The flight over involved sitting among fifty or so people in our section of the aircraft who were flying to Kos for a wedding and so all knew, or knew of, each other and were keen to get reacquainted or drunk. I felt as though Siggy and I had gate-crashed someone’s party. The children were better behaved than the adults and I worried what might happen in the seemingly likely event that the flight attendants ran out of alcohol.
As a result there was no opportunity to have forty winks and little opportunity to start reading ‘To Kill A Mockingbird’ which required far more concentration that I was able to muster.
The arrival area of the airport was fairly typical and the only significant difference in comparison to Skiathos was that there was a decent gents toilets with fully working urinals. The coach transfer was pretty quick to where we were staying – The Mayflower Apartments – in fact we were the first drop off.
The Mayflower Apartments were at the time the number one hotel in Tigaki and supposedly the whole of Kos (our rep told us) on TripAdvisor. Even so it initially felt like a bit of come down in comparison to the Skiathos Premier in Troulos. The block we were in appeared to be a little dated, but the staff and hotel facilities were all excellent and everywhere was clean. It was a couple of hundred quid cheaper than our usual Skiathos fortnight so I can’t grumble. We had an apartment with bedroom, reception room, small kitchen area and a shower room. More about the shower room later.
The main strip of the seaside resort Tigaki on the North coast of the island of Kos was about ten minutes’ walk from The Mayflower, which I’m going to refer to as ‘our hotel’ for the rest of these posts for the sake of brevity. We unpacked quickly and then ventured out to the main strip. It was getting late and my belly was growling, so we ducked into the first taverna that looked like it had a free table – the elaborately named ‘Seven Dayz Mama’s kitchen of Kos’.

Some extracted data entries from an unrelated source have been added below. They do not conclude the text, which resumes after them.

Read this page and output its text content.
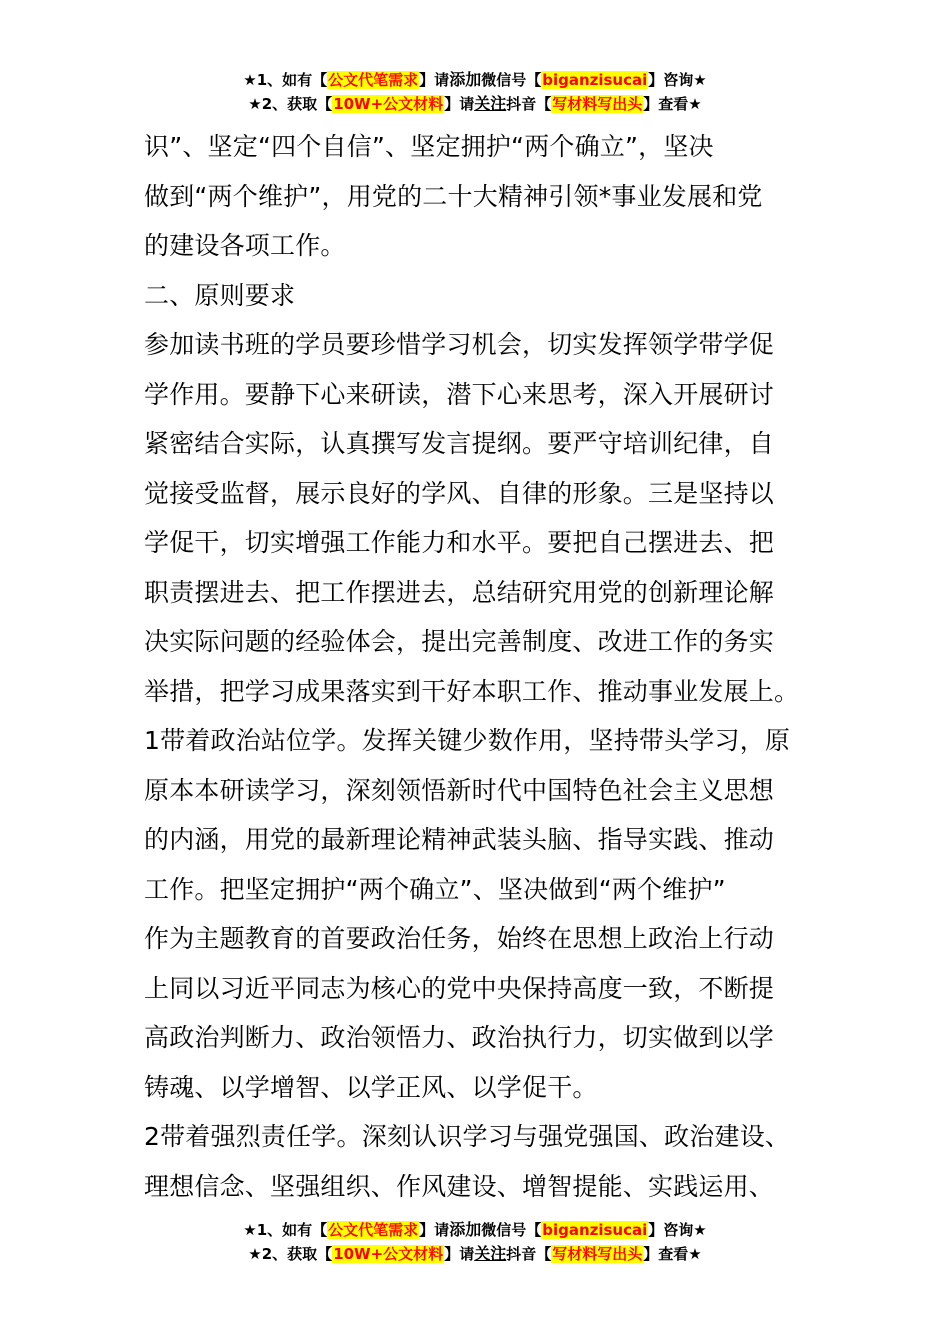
★1、如有【公文代笔需求】请添加微信号【biganzisucai】咨询★
★2、获取【10W+公文材料】请关注抖音【写材料写出头】查看★

识”、坚定“四个自信”、坚定拥护“两个确立”，坚决

做到“两个维护”，用党的二十大精神引领*事业发展和党

的建设各项工作。

二、原则要求

参加读书班的学员要珍惜学习机会，切实发挥领学带学促

学作用。要静下心来研读，潜下心来思考，深入开展研讨

紧密结合实际，认真撰写发言提纲。要严守培训纪律，自

觉接受监督，展示良好的学风、自律的形象。三是坚持以

学促干，切实增强工作能力和水平。要把自己摆进去、把

职责摆进去、把工作摆进去，总结研究用党的创新理论解

决实际问题的经验体会，提出完善制度、改进工作的务实

举措，把学习成果落实到干好本职工作、推动事业发展上。

1带着政治站位学。发挥关键少数作用，坚持带头学习，原

原本本研读学习，深刻领悟新时代中国特色社会主义思想

的内涵，用党的最新理论精神武装头脑、指导实践、推动

工作。把坚定拥护“两个确立”、坚决做到“两个维护”

作为主题教育的首要政治任务，始终在思想上政治上行动

上同以习近平同志为核心的党中央保持高度一致，不断提

高政治判断力、政治领悟力、政治执行力，切实做到以学

铸魂、以学增智、以学正风、以学促干。

2带着强烈责任学。深刻认识学习与强党强国、政治建设、

理想信念、坚强组织、作风建设、增智提能、实践运用、

★1、如有【公文代笔需求】请添加微信号【biganzisucai】咨询★
★2、获取【10W+公文材料】请关注抖音【写材料写出头】查看★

I ordered a pork chop and some chips – it was a ‘tapas’ kind of deal where the concept was you order a lot of different plates. A while later four chicken souvlaki arrived and I proceeded to tuck in and quickly got ticked off by one of the serving staff for eating someone else’s order. Sorry mate. He was offered my chop but didn’t want it. So while he waited for a new batch of kebabs to be cooked up I tucked in and tried not to show my amusement at causing trouble on day one. It’s the curse of the English not to complain when the order is wrong and then get in trouble for not complaining! It seemed like a case of damned if I do, damned if I don’t. A large Mythos helped me cope with the embarrassment.
We then had a wander around noticing bats flitting around quiet spots and the backlit menus outside of tavernas covered in bugs which looked more like baby crickets than mosquitos to my untrained eye.
Memories cocktail bar had been recommended to us by Siggy’s sister who had visited Tigaki the previous year and stayed at the Mythos Apartments a few doors down (in second place on TripAdvisor fyi). I had something called an Acapulco to drink and we immediately noticed that the cocktails were all about two Euros cheaper than in Skiathos. Yes I’m naturally going to be doing a lot of comparing, given that our last three summers were spent in Skiathos. Siggy typically chose a White Russian as her first drink.
It was late and we were tired out after the stressful flight over so we decided to try and find a supermarket to buy some water. We’d left it too late and found everywhere closed. So we walked back, missed a turning and if we hadn’t been on a straight road might have got lost. This seems to be par for the course for the first night somewhere new. Luckily a tactical bit of landmark spotting by Siggy earlier that night meant that we got back in time to the hotel to buy some water (and a couple more drinks) from the hotel bar which is open until 2am.
There seems to be a lot more insect life around Tigaki than Troulos. We had to do a seek and destroy around our apartment before we settled down for the night. The curtains didn’t quite fit the width of the French windows onto the balcony which bothered me until I found the next day that there was a pull across blind outside the windows that totally blocked out the outside light.